In a previous paragraph, I mentioned the case of the two Israeli kids Itay Huri and Yarden Bidani and a few other cases of DDoS attacks.
These cases and the plethora of DDoS attack cases that we read about on the Internet and other places, should serve as an eye-opener for all institutions in Liberia. Just because we are a small and poor country in Africa does not preclude us from DDoS attacks or any other cyber-attack. Who knows, maybe some of our institutions have already being attacked but for the fear of damaging their reputation, have refused to publicize this experience.
Around the world, some companies and now countries (USA, Russia, China, North Korea, et al) try to fight back in their own ways; this may not be legal (for companies; I don’t know about countries). But when faced with a DDoS attack as an individual or a company, the best thing to do is to report the attack to security officials or maybe local regulators. I want to assume these agencies have the mechanism in place to track, combat and defeat these culprits.
In Liberia a lot of folks take cybersecurity for granted. These folks believe that cyber attackers do not care about a poor country like Liberia when they can loot more from affluent nations and institutions. This is entirely untrue. Cyber criminals do attack countries like Liberia; that is if we have not already been attacked, as I assumed above. But be that as it may, we must all ensure that our computers systems and networks connected to the internet are secure. Also, whenever we are attacked, we must ensure that the proper mechanisms are applied to avoid a repetition or propagation of such event.
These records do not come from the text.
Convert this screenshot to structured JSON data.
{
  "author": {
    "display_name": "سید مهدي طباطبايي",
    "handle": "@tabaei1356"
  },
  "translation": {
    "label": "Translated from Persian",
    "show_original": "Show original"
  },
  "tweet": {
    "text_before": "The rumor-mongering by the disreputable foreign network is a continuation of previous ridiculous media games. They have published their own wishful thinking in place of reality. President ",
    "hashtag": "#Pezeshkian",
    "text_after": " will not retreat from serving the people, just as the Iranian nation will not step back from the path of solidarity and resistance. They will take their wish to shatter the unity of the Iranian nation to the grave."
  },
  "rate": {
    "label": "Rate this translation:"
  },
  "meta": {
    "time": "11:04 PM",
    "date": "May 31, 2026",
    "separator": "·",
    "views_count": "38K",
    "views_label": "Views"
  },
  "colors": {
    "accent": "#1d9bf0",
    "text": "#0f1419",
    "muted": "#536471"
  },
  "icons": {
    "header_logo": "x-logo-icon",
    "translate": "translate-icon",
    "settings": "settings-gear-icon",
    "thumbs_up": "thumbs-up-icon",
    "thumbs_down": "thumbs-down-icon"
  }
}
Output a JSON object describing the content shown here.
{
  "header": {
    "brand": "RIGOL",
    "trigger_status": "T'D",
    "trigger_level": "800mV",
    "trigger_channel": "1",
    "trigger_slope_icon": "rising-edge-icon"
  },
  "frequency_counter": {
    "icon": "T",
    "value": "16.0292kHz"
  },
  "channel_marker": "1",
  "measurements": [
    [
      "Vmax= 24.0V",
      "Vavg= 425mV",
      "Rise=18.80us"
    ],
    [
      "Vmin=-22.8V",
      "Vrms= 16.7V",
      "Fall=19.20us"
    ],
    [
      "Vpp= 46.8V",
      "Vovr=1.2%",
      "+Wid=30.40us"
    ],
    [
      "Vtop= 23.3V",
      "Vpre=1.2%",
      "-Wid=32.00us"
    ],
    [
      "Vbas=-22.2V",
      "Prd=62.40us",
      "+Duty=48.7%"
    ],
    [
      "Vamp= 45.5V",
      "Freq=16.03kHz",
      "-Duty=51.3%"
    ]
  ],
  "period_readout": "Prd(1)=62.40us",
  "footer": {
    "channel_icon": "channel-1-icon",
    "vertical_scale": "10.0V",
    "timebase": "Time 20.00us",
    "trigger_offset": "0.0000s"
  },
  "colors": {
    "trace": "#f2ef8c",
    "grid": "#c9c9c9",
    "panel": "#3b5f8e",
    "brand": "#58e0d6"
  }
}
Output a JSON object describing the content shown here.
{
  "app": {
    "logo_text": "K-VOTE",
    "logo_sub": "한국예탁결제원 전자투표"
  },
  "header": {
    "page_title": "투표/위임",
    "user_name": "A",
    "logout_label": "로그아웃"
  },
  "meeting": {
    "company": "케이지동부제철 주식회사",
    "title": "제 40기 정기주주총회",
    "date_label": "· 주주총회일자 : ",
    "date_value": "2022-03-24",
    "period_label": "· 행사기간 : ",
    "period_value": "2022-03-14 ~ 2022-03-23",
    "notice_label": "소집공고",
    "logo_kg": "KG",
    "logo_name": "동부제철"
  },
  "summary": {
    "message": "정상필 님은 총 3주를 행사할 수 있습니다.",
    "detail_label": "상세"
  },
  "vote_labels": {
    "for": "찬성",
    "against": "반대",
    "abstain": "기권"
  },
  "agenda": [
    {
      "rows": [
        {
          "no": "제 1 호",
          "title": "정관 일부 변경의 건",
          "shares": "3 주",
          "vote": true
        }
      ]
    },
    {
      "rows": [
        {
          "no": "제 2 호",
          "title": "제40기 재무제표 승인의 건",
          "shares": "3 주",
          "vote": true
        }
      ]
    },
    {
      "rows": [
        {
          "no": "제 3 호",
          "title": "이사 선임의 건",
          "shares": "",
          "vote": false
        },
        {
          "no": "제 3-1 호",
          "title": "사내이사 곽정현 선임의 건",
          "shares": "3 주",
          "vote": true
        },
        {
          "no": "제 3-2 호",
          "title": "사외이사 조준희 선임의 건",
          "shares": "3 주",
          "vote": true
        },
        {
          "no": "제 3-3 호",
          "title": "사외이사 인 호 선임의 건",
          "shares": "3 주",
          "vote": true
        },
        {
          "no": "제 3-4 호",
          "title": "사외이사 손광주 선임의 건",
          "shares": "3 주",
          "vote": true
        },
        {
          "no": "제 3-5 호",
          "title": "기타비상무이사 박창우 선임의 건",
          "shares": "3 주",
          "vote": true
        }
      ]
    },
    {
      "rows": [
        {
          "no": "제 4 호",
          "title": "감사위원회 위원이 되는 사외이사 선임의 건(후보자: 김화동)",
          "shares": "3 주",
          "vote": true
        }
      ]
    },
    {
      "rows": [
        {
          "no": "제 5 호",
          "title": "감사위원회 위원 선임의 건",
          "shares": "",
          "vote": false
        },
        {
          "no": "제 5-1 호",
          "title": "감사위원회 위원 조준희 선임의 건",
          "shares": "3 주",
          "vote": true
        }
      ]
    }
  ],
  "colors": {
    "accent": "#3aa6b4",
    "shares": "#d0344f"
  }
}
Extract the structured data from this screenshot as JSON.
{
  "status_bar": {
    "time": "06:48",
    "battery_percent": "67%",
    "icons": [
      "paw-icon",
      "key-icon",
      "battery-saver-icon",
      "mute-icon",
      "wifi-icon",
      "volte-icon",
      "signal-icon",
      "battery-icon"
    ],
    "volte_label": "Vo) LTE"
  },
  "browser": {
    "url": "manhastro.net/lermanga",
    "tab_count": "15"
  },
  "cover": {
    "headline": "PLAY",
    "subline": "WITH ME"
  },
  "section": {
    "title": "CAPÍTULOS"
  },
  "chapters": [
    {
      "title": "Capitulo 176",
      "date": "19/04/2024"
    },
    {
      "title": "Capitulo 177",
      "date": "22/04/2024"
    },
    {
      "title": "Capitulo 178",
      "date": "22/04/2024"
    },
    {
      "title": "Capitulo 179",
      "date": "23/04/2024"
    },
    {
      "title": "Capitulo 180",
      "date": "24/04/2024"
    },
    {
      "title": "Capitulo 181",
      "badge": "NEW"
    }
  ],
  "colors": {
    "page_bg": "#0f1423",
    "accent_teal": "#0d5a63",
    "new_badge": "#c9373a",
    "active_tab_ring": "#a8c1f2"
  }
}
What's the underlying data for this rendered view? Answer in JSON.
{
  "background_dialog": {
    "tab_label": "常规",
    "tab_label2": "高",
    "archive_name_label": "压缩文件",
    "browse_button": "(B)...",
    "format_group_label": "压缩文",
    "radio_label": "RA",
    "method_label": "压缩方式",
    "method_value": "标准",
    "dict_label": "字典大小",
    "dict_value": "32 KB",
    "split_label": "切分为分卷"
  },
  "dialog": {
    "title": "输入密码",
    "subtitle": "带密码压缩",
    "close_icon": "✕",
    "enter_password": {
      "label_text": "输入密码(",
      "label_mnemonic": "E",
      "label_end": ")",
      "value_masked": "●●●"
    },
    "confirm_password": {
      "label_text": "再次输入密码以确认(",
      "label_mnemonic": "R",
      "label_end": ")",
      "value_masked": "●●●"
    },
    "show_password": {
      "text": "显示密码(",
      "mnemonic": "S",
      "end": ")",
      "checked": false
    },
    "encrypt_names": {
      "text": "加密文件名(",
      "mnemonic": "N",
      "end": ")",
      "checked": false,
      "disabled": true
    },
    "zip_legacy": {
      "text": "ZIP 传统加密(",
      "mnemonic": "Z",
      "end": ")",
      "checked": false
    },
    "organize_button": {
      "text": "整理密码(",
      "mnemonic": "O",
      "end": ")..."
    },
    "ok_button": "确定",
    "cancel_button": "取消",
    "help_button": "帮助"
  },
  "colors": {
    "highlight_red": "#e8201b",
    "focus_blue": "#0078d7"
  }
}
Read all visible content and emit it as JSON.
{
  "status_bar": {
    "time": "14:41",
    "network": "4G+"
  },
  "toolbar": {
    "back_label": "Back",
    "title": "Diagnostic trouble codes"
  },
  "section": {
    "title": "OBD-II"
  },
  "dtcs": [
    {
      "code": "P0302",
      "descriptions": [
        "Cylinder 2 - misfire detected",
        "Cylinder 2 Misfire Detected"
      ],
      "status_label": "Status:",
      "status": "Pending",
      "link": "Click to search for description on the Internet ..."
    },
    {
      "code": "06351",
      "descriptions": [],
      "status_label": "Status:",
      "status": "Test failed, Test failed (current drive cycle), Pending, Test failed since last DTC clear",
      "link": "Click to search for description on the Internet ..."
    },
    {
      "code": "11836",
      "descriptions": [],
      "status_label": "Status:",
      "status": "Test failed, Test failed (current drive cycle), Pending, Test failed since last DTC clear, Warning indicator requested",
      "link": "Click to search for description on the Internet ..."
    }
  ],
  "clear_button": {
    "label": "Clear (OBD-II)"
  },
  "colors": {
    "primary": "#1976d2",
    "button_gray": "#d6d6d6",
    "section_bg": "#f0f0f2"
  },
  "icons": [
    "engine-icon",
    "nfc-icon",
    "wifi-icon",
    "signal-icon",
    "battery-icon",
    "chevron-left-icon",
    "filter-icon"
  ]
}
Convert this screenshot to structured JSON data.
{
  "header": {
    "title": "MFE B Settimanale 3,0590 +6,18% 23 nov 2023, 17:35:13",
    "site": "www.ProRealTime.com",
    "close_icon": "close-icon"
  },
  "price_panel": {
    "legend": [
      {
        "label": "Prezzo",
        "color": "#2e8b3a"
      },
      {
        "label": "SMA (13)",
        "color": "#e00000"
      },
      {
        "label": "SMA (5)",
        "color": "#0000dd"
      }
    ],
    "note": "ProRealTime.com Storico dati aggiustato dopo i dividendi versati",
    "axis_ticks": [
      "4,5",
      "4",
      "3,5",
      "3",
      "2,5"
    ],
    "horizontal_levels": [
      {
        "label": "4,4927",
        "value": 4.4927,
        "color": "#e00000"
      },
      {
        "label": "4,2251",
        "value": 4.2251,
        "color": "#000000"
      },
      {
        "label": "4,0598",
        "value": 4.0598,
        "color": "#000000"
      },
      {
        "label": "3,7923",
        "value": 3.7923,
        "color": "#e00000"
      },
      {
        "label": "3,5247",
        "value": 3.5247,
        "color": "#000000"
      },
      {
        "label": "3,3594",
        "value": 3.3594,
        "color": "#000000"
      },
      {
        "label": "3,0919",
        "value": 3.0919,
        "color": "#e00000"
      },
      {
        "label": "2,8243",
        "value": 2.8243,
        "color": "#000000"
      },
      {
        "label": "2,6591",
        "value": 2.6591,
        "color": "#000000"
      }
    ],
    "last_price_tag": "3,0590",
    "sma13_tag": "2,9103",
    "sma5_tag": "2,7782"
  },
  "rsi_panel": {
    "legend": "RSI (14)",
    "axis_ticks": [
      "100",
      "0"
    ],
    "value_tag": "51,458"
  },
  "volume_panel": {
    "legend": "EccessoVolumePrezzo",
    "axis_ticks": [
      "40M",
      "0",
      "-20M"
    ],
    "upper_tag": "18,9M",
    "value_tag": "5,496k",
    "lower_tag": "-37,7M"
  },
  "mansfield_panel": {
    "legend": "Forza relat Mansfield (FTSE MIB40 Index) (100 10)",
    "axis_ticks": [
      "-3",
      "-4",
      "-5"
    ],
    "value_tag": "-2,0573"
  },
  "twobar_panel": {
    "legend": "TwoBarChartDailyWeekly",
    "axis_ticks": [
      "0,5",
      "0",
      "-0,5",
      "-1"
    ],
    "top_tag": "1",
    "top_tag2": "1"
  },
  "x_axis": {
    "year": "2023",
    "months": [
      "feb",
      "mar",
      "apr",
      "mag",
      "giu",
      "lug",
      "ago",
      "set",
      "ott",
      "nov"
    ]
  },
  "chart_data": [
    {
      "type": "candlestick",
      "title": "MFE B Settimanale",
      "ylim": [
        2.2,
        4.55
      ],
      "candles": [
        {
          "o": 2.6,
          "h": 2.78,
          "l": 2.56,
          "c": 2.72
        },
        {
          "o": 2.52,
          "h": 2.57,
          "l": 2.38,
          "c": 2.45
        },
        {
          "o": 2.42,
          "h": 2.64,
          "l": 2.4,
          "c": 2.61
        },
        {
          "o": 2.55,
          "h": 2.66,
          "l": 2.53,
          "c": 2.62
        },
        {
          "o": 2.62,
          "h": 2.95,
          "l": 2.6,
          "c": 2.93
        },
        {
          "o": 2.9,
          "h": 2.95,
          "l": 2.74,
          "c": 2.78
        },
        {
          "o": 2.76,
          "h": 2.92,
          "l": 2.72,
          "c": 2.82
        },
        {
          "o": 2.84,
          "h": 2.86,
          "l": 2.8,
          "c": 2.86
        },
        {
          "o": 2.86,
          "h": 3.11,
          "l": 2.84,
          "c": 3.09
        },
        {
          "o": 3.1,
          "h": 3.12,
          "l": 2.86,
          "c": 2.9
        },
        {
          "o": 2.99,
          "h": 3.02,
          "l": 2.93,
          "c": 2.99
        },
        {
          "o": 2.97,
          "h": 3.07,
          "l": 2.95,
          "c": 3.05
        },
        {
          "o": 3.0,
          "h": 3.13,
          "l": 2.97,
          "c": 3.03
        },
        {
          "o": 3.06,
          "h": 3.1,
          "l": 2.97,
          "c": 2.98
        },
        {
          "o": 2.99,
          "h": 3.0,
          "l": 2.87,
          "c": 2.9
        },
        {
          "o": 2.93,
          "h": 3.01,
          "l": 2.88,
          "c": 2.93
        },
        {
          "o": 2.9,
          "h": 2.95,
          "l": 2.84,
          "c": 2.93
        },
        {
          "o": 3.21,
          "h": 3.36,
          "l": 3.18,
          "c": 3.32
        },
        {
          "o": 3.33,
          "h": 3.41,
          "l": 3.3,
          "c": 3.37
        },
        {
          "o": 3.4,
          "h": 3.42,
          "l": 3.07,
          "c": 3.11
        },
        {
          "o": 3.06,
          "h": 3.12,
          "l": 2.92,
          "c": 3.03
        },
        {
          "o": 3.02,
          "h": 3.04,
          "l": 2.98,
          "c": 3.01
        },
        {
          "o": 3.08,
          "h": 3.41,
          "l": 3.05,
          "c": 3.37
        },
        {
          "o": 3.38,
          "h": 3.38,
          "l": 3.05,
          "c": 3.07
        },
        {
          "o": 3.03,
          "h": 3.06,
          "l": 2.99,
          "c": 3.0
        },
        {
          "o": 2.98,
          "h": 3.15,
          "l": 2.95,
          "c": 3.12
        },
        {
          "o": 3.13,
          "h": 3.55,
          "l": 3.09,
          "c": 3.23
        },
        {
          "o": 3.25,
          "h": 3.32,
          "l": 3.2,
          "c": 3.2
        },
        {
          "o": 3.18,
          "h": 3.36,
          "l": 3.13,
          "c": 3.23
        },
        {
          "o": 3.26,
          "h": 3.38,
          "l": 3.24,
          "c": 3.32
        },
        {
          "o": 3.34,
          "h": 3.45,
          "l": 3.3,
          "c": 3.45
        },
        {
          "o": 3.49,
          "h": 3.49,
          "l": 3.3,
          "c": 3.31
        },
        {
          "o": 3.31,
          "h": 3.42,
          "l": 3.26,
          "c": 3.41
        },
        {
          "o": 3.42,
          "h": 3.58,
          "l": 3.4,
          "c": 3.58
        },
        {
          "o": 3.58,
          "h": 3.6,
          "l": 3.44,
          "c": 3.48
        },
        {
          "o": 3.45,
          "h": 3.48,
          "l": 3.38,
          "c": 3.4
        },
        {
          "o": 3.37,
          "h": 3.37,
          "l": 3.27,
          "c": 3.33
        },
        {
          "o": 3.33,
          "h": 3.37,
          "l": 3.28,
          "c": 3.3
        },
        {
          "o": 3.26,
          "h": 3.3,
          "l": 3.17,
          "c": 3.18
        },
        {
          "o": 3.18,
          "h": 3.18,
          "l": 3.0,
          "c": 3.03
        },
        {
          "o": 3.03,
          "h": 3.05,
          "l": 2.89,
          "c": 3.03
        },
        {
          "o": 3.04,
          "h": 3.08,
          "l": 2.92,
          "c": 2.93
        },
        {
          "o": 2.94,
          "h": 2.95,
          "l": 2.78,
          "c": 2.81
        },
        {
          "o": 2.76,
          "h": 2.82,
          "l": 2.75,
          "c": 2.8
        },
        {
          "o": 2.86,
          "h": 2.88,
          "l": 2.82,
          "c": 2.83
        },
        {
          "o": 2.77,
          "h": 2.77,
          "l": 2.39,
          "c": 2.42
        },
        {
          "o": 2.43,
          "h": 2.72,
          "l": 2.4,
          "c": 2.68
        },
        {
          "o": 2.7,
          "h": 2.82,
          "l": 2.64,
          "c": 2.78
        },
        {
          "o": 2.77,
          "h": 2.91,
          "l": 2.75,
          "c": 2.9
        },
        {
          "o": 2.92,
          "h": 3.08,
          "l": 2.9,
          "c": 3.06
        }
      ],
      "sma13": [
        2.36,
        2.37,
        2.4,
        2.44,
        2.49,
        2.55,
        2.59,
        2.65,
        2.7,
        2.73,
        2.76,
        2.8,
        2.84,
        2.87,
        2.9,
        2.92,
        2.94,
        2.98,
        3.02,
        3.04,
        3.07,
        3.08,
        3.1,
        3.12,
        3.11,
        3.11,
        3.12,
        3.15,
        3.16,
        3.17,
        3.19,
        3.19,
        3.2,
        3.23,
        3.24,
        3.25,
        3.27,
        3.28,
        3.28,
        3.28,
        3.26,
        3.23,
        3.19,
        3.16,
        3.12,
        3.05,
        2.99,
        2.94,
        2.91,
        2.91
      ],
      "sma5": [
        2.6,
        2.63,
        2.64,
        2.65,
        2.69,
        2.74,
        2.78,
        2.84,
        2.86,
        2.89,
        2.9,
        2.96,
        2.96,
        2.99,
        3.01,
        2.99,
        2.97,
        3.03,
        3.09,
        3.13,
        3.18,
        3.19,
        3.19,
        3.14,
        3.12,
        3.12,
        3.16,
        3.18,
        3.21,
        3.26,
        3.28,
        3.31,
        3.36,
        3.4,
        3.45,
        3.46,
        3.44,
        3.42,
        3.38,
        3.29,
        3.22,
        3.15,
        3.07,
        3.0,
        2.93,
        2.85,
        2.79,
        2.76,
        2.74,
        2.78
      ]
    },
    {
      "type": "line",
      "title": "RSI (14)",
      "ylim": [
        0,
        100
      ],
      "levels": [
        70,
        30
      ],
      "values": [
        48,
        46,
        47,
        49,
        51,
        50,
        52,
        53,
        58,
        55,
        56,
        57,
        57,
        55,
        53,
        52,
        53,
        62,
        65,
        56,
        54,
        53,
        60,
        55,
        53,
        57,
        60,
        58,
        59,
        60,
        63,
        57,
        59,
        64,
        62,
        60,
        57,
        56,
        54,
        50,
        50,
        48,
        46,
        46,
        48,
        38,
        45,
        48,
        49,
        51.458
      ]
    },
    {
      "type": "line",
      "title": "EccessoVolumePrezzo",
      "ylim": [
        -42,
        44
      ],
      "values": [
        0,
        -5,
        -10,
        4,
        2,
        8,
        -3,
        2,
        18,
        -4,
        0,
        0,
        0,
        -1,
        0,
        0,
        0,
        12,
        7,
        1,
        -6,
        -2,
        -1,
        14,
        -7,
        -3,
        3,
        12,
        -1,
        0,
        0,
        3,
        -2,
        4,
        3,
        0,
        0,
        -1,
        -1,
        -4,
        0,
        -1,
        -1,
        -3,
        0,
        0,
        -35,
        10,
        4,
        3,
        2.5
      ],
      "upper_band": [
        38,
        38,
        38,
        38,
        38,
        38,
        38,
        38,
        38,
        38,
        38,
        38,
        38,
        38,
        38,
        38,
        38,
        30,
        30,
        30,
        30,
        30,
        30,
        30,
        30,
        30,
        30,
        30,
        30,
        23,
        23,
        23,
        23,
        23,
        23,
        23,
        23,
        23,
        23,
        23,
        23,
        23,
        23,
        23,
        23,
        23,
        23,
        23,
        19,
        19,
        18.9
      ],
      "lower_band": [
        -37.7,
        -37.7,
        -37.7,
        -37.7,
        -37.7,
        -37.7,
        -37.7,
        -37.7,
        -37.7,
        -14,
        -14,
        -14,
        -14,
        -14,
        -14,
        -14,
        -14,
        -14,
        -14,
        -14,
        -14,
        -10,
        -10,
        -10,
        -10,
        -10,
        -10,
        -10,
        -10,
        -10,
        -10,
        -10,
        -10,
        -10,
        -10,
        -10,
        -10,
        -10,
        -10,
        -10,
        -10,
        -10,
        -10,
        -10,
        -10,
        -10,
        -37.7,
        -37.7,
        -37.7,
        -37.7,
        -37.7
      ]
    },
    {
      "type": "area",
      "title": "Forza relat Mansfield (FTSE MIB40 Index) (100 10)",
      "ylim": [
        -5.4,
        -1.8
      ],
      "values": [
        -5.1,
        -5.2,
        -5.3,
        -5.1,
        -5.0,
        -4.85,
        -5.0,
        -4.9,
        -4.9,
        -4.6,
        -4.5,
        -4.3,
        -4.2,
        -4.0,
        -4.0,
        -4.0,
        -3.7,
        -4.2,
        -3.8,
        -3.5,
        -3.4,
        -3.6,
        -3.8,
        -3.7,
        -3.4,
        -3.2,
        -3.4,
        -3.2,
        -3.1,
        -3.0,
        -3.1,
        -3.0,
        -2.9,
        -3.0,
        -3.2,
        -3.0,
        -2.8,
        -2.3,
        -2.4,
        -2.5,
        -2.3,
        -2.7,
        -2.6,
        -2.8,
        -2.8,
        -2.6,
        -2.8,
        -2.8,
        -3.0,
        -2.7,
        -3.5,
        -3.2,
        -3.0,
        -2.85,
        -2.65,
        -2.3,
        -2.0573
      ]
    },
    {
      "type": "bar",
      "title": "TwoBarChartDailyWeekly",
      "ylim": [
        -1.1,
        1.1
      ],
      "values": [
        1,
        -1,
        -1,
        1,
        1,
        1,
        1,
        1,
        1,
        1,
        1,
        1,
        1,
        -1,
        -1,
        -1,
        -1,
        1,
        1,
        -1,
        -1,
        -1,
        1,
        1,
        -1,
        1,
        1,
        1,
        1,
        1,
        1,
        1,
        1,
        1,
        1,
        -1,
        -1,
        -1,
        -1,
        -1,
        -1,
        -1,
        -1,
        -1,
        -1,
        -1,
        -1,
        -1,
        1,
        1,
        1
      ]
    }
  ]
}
Like we say in Liberia: “no shame face inside oooh.”
Finally, I serve as the President of the Internet Society Chapter of Liberia. The Guiding principle of the Internet Society is “Internet Access for all.” Thus, it is the responsibility of the Chapter to ensure that access to Internet is available. We have the responsibility to expose those ills or malpractices that hinder internet access and create national awareness. When and if we discover things like DDoS attacks or any malpractice that impacts our economy or national security we have a responsibility to ensure that right security authorities are informed. For now, we try to create awareness so that we don’t fall victim as have other countries.